MATASEMARANG.COM – Wakil Ketua Bidang Pemberdayaan dan Pengembangan Wilayah MTI Pusat, Djoko Setijowarno melihat fenomena truk ODOL (Over Dimension and Over Load) saat ini ramai diperbincangkan.
Menurut Djoko Setijowarno, fenomena truk ODOL adalah cerminan kacau balau tata kelola di pemerintahan.
Dia menambahkan, truk dengan kelebihan dimensi dan muatan bukan semata urusan pelanggaran teknis atau siasat mencari profit.
Sementara pemilik memaksa sopir memuat lebih demi efisiensi biaya tanpa peduli akan aturan hukum.
Kementerian Perindustrian dan Kementerian Perdagangan dirasa belum membuat regulasi yang memaksa produsen dan pemilik barang bertanggung jawab.
Dijelaskan, dalam pasal 184 Undang-Undang Nomor 22 Tahun 2009 memberi keleluasaan pada cara penentapan tarif angkutan barang melalui kesepakatan antara pengguna dan operator.
“Akan tetapi dalam praktiknya, liberalisasi tarif justru membiakkan ekploitasi,” terangnya, Senin 25 Juni 2025.
“Regulasi keselamatan dan batas teknis kendaraan tak ditegakkan. Truk kelebihan dimensi dan muatan menjamur. Prasarana Jalan dan pelabuhan rusak. Negara merugi,” sambung Djoko.

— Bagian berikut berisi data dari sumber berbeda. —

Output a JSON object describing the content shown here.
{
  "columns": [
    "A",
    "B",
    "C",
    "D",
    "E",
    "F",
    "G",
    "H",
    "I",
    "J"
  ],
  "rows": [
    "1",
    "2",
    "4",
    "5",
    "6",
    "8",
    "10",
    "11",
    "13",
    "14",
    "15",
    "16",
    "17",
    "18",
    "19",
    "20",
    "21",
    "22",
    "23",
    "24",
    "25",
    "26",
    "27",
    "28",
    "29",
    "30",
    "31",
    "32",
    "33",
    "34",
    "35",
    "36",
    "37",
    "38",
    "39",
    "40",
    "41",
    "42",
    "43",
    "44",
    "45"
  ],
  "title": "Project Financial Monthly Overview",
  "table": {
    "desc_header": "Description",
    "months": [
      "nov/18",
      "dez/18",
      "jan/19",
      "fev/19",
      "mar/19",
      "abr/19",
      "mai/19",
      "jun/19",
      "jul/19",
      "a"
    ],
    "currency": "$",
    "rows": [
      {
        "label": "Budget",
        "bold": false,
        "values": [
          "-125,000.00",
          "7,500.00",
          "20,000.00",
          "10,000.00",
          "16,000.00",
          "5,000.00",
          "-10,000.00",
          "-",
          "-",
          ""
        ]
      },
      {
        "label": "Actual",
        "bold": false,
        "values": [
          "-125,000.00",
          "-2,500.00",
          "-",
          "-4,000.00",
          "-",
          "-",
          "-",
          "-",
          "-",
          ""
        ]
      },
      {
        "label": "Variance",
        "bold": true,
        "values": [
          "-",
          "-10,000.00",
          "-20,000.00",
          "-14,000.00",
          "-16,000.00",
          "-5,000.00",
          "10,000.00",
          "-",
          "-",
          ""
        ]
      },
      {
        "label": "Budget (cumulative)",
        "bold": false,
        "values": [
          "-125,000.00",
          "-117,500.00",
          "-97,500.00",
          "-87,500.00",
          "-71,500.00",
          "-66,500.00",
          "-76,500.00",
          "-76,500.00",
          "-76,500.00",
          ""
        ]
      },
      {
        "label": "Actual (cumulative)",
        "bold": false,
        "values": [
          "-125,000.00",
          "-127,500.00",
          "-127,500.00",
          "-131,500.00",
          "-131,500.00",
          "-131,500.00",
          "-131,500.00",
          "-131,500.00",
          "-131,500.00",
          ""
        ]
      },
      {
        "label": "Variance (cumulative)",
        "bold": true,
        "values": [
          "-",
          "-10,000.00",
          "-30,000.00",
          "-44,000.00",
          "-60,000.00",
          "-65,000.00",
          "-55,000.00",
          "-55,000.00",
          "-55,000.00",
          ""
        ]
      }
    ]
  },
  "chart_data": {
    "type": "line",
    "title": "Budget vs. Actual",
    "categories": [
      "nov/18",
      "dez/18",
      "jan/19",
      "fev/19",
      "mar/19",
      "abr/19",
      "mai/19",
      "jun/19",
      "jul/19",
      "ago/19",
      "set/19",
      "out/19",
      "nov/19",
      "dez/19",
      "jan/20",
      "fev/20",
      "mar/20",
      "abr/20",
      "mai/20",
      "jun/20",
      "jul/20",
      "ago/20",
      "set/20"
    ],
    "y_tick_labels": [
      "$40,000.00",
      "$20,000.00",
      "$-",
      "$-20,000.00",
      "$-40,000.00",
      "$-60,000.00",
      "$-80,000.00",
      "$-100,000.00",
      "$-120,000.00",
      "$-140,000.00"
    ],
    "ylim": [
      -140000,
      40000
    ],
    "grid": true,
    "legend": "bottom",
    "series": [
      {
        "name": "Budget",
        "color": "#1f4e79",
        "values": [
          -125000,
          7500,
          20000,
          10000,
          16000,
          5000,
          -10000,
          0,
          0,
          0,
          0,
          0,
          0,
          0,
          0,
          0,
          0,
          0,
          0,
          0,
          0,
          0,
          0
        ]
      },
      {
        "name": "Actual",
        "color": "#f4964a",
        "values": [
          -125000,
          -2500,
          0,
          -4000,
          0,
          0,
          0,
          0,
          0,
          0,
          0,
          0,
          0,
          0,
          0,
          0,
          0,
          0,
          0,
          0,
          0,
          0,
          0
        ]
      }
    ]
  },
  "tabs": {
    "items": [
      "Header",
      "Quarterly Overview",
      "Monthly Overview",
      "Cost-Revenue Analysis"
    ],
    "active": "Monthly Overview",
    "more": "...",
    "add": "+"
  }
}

Selain itu, adanya truk kelebihan dimensi dan muatan memicu kecelakaan truk yang menempati posisi kedua setelah sepeda motor.
Dari sisi ekonomi, truk kelebihan dimensi dan muatan selain tidak memenuhi standar kawasan perdagangan bebas ASEAN, juga membuat lemah daya saing nasional.
Sopir truk pun jadi tumbal dalam sistem yang belum diatur secara tegas ini.
Jika terjadi kecelakaan, para sopir yang pertama dicurigai dan disalahkan bahkan sering menjadi tersangka.